Possible cause of R7800 latency issues

What does low latency kernel mean?
Full preempt + 1000hz?

I also use voluntary preempt but 250hz on my wrt1200.
Indeed 1000hz will give you lower latency but also reduces throughput.
Bufferbloat.net also recommends 1000hz but I choose somewhat of the middle way here.
And I can also confirm that everything feels snappier.
I don't know how voluntary preempt can make that of a difference. Because it should only affect user space programs?

Is true that kernel hz should match your power grind frequency?
For example if your power grid frequency is 50hz you should use 250hz, 500hz or 1000hz?
For 60hz use 300hz, 600hz, 1200hz ?
But I guess thats a myth because the power grid voltage gets converted anyway.

Rt kernel is only useful if you have applications that can make use of it.
However I also tried the rt kernel thing x)
I could make the patches apply and openwrt just booted fine. But bugged all over the place. For example viewing the graphs generated insane amount of CPU usage then the system crashed :confused:

Yes, that is what I meant. It is called “Low Latency Desktop” in kernel_menuconfig I think. I was surprised that it did not boot.

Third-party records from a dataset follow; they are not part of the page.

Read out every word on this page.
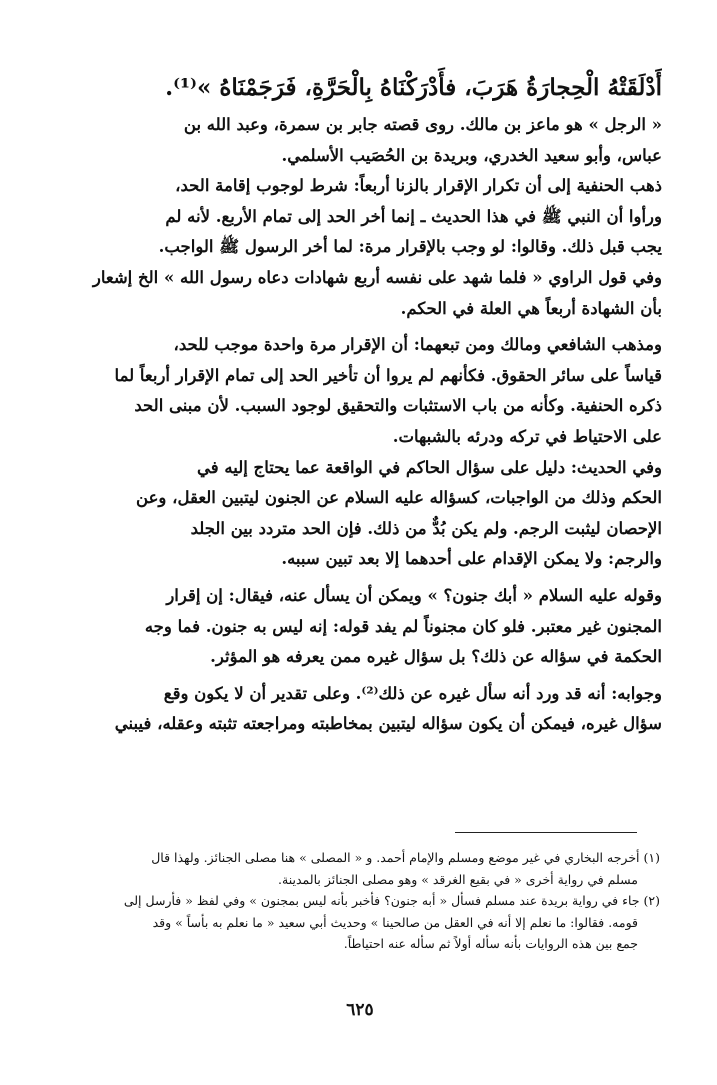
أَدْلَقَتْهُ الْحِجارَةُ هَرَبَ، فأَدْرَكْنَاهُ بِالْحَرَّةِ، فَرَجَمْنَاهُ »⁽¹⁾.
« الرجل » هو ماعز بن مالك. روى قصته جابر بن سمرة، وعبد الله بن
عباس، وأبو سعيد الخدري، وبريدة بن الحُصَيب الأسلمي.
ذهب الحنفية إلى أن تكرار الإقرار بالزنا أربعاً: شرط لوجوب إقامة الحد،
ورأوا أن النبي ﷺ في هذا الحديث ـ إنما أخر الحد إلى تمام الأربع. لأنه لم
يجب قبل ذلك. وقالوا: لو وجب بالإقرار مرة: لما أخر الرسول ﷺ الواجب.
وفي قول الراوي « فلما شهد على نفسه أربع شهادات دعاه رسول الله » الخ إشعار
بأن الشهادة أربعاً هي العلة في الحكم.
ومذهب الشافعي ومالك ومن تبعهما: أن الإقرار مرة واحدة موجب للحد،
قياساً على سائر الحقوق. فكأنهم لم يروا أن تأخير الحد إلى تمام الإقرار أربعاً لما
ذكره الحنفية. وكأنه من باب الاستثبات والتحقيق لوجود السبب. لأن مبنى الحد
على الاحتياط في تركه ودرئه بالشبهات.
وفي الحديث: دليل على سؤال الحاكم في الواقعة عما يحتاج إليه في
الحكم وذلك من الواجبات، كسؤاله عليه السلام عن الجنون ليتبين العقل، وعن
الإحصان ليثبت الرجم. ولم يكن بُدٌّ من ذلك. فإن الحد متردد بين الجلد
والرجم: ولا يمكن الإقدام على أحدهما إلا بعد تبين سببه.
وقوله عليه السلام « أبك جنون؟ » ويمكن أن يسأل عنه، فيقال: إن إقرار
المجنون غير معتبر. فلو كان مجنوناً لم يفد قوله: إنه ليس به جنون. فما وجه
الحكمة في سؤاله عن ذلك؟ بل سؤال غيره ممن يعرفه هو المؤثر.
وجوابه: أنه قد ورد أنه سأل غيره عن ذلك⁽²⁾. وعلى تقدير أن لا يكون وقع
سؤال غيره، فيمكن أن يكون سؤاله ليتبين بمخاطبته ومراجعته تثبته وعقله، فيبني
(١) أخرجه البخاري في غير موضع ومسلم والإمام أحمد. و « المصلى » هنا مصلى الجنائز. ولهذا قال
مسلم في رواية أخرى « في بقيع الغرقد » وهو مصلى الجنائز بالمدينة.
(٢) جاء في رواية بريدة عند مسلم فسأل « أبه جنون؟ فأخبر بأنه ليس بمجنون » وفي لفظ « فأرسل إلى
قومه. فقالوا: ما نعلم إلا أنه في العقل من صالحينا » وحديث أبي سعيد « ما نعلم به بأساً » وقد
جمع بين هذه الروايات بأنه سأله أولاً ثم سأله عنه احتياطاً.
٦٢٥
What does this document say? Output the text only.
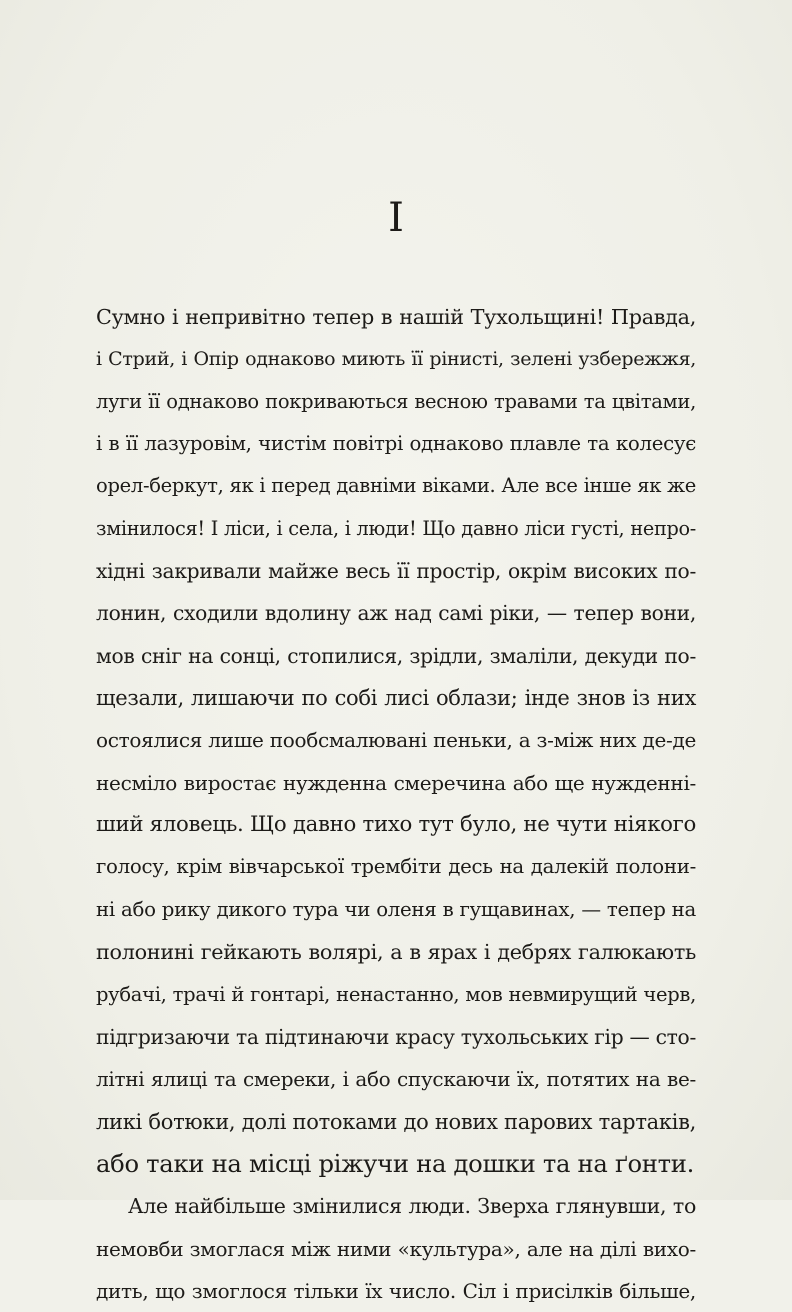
I
Сумно і непривітно тепер в нашій Тухольщині! Правда,
і Стрий, і Опір однаково миють її рінисті, зелені узбережжя,
луги її однаково покриваються весною травами та цвітами,
і в її лазуровім, чистім повітрі однаково плавле та колесує
орел-беркут, як і перед давніми віками. Але все інше як же
змінилося! І ліси, і села, і люди! Що давно ліси густі, непро-
хідні закривали майже весь її простір, окрім високих по-
лонин, сходили вдолину аж над самі ріки, — тепер вони,
мов сніг на сонці, стопилися, зрідли, змаліли, декуди по-
щезали, лишаючи по собі лисі облази; інде знов із них
остоялися лише пообсмалювані пеньки, а з-між них де-де
несміло виростає нужденна смеречина або ще нужденні-
ший яловець. Що давно тихо тут було, не чути ніякого
голосу, крім вівчарської трембіти десь на далекій полони-
ні або рику дикого тура чи оленя в гущавинах, — тепер на
полонині гейкають волярі, а в ярах і дебрях галюкають
рубачі, трачі й гонтарі, ненастанно, мов невмирущий черв,
підгризаючи та підтинаючи красу тухольських гір — сто-
літні ялиці та смереки, і або спускаючи їх, потятих на ве-
ликі ботюки, долі потоками до нових парових тартаків,
або таки на місці ріжучи на дошки та на ґонти.
Але найбільше змінилися люди. Зверха глянувши, то
немовби змоглася між ними «культура», але на ділі вихо-
дить, що змоглося тільки їх число. Сіл і присілків більше,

I do not know, but 100ms spikes are gone. There was no independed confirmation though. Do not dnsmasq, hostapd, etc. run as user space apps?

Related to the WIFI-latency, some searching gave the following results:

A reason for the latency spikes to occur: http://blog.cerowrt.org/post/disabling_channel_scans/

A solution is described here:

https://answers.microsoft.com/en-us/windows/forum/windows_10-networking/is-there-any-way-to-stop-windows-10-from-scanning/3870b3d1-0f07-4875-8779-bb5c11fce0a8

Also, at the end of this help-thread there is a program mentioned that can be found on this page:

It is old but reported to work in Windows 10.

Please note: this is the result of my searches on the subject of latency, I have not tested this yet. Will try to do this during the weekend.

Yes they do.
But as i understand that entire preempt thing...
What it does is, it allows user space programs to interrupt the kernel.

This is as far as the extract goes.